Che commento bizzarro: va bene che l'università italiana ha molti problemi, ma credo non ci siano professori tanto incompetenti e studenti tanto scemi da poter configurare il contesto che tu hai implicitamente ammesso nel tuo commento, cioè spiegare che la prosa sia nata nel diciottesimo secolo.
Defoe è considerato un precursore, se non il fondatore, del romanzo moderno. Genere che naturalmente è scritto in prosa, ma anche il vangelo lo è.
Da quale parte del post hai tratto la conclusione?
In sostanza mi dai dello scemo e dell'incompetente. La solita reazione spropositata e arrogante a una provocazione che intendeva semplicemente far notare come avessi colto l'impatto del libro di Defoe sulla prosa moderna (=romanzo). E magari anche discuterne. Non in questi termini di sicuro.

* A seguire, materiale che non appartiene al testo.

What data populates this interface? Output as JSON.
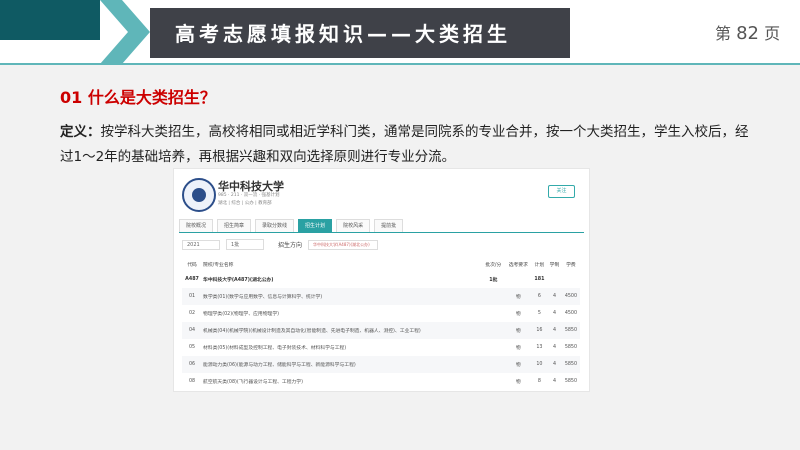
{
  "header": {
    "title": "高考志愿填报知识——大类招生",
    "page_prefix": "第",
    "page_number": "82",
    "page_suffix": "页"
  },
  "section": {
    "heading": "01 什么是大类招生？",
    "definition_label": "定义：",
    "definition_text": "按学科大类招生，高校将相同或相近学科门类，通常是同院系的专业合并，按一个大类招生，学生入校后，经过1～2年的基础培养，再根据兴趣和双向选择原则进行专业分流。"
  },
  "screenshot": {
    "university_name": "华中科技大学",
    "tags": "985 · 211 · 双一流 · 强基计划",
    "location": "湖北 | 综合 | 公办 | 教育部",
    "follow_label": "关注",
    "tabs": [
      "院校概况",
      "招生简章",
      "录取分数线",
      "招生计划",
      "院校风采",
      "提前批"
    ],
    "active_tab": "招生计划",
    "filters": {
      "year": "2021",
      "batch": "1批",
      "direction_label": "招生方向",
      "direction_value": "华中科技大学(A487)(湖北公办)"
    },
    "columns": [
      "代码",
      "院校/专业名称",
      "批次/分",
      "选考要求",
      "计划",
      "学制",
      "学费"
    ],
    "rows": [
      {
        "code": "A487",
        "name": "华中科技大学(A487)(湖北公办)",
        "batch": "1批",
        "req": "",
        "plan": "181",
        "years": "",
        "fee": ""
      },
      {
        "code": "01",
        "name": "数学类(01)(数学与应用数学、信息与计算科学、统计学)",
        "batch": "",
        "req": "物",
        "plan": "6",
        "years": "4",
        "fee": "4500"
      },
      {
        "code": "02",
        "name": "物理学类(02)(物理学、应用物理学)",
        "batch": "",
        "req": "物",
        "plan": "5",
        "years": "4",
        "fee": "4500"
      },
      {
        "code": "04",
        "name": "机械类(04)(机械学院)(机械设计制造及其自动化(智能制造、先进电子制造、机器人、测控)、工业工程)",
        "batch": "",
        "req": "物",
        "plan": "16",
        "years": "4",
        "fee": "5850"
      },
      {
        "code": "05",
        "name": "材料类(05)(材料成型及控制工程、电子封装技术、材料科学与工程)",
        "batch": "",
        "req": "物",
        "plan": "13",
        "years": "4",
        "fee": "5850"
      },
      {
        "code": "06",
        "name": "能源动力类(06)(能源与动力工程、储能科学与工程、新能源科学与工程)",
        "batch": "",
        "req": "物",
        "plan": "10",
        "years": "4",
        "fee": "5850"
      },
      {
        "code": "08",
        "name": "航空航天类(08)(飞行器设计与工程、工程力学)",
        "batch": "",
        "req": "物",
        "plan": "8",
        "years": "4",
        "fee": "5850"
      }
    ]
  }
}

Scemo e incompetente per me è invece chi non capisce che il termine "prosa" nel mio commento si inserisse in un contesto, quello moderno, da te stesso già ben delimitato.
La mia conclusione, da te travisata, è stata tratta dal seguente passaggio:
"No, il mio problema è che ho inventato una storia e l'ho scritta in prosa. In modo realistico.
-E perchè non l'hai scritta in poesia?"
Nich, senza flippare: il giochino per cui si scrivono o dicono cose volutamente alla cazzo per provocarmi lo conosco, e ci casco spesso. Difetto mio, ne sono cosciente, e gira la ruota.
Stavolta, però, il caso è diverso: se tu avessi scritto “padre del romanzo” o della narrativa, o della fiction probabilmente avrei capito la battuta; scemo sì, ma fesso no.
Scrivendo “padre della prosa”, hai giocato la carta dei tarocchi durante una mano di briscola, cioè mi hai confuso un po’.
Intanto perché avresti avuto ragione: un prof che spieghi che Defoe è il padre della prosa è un ubriaco dietro una cattedra. La differenza è sostanziale. Defoe mica è il padre della prosa (penso che nemmeno esista, uno considerato il “padre della prosa”): è il padre del romanzo, semmai, e con tutte le elasticità dovute alla definizione.
Ma soprattutto perchè non capivo come potessi ammettere che ci siano dei prof che spieghino una stronzata simile.
Quindi, sospettando di aver scritto una cosa ambigua, ti ho chiesto da quale passaggio hai dedotto la cosa, e il resto sta scritto qui sopra.
E l'equivalenza fra prosa moderna e romanzo non capisco da dove arrivi, onestamente.
Evidentemente, avrei dovuto intuire che nel tuo commento non avevi inteso “prosa”, ma “romanzo”, e così venire a capo della battuta.
Ma sai come siamo, noi scemi, incompetenti, arroganti e spropositati: per idolo ci siamo scelti Barney Panofsky, mica Sherlock Holmes.
Mi difendevo solo perchè venivo accusato (o meglio insultato) per un'affermazione errata che in realtà non volevo assolutamente pronunciare. So benissimo che non può esitere un padre della prosa, semplicemente perchè la prosa è più antica della letteratura stessa. Cmq ammetto di essere stato poco preciso nelle mie considerazioni (prosa=prosa moderna=romanzo moderno=narrativa, passaggi un po' forzati), la prossima volta peserò meglio le parole per il Panofsky di turno.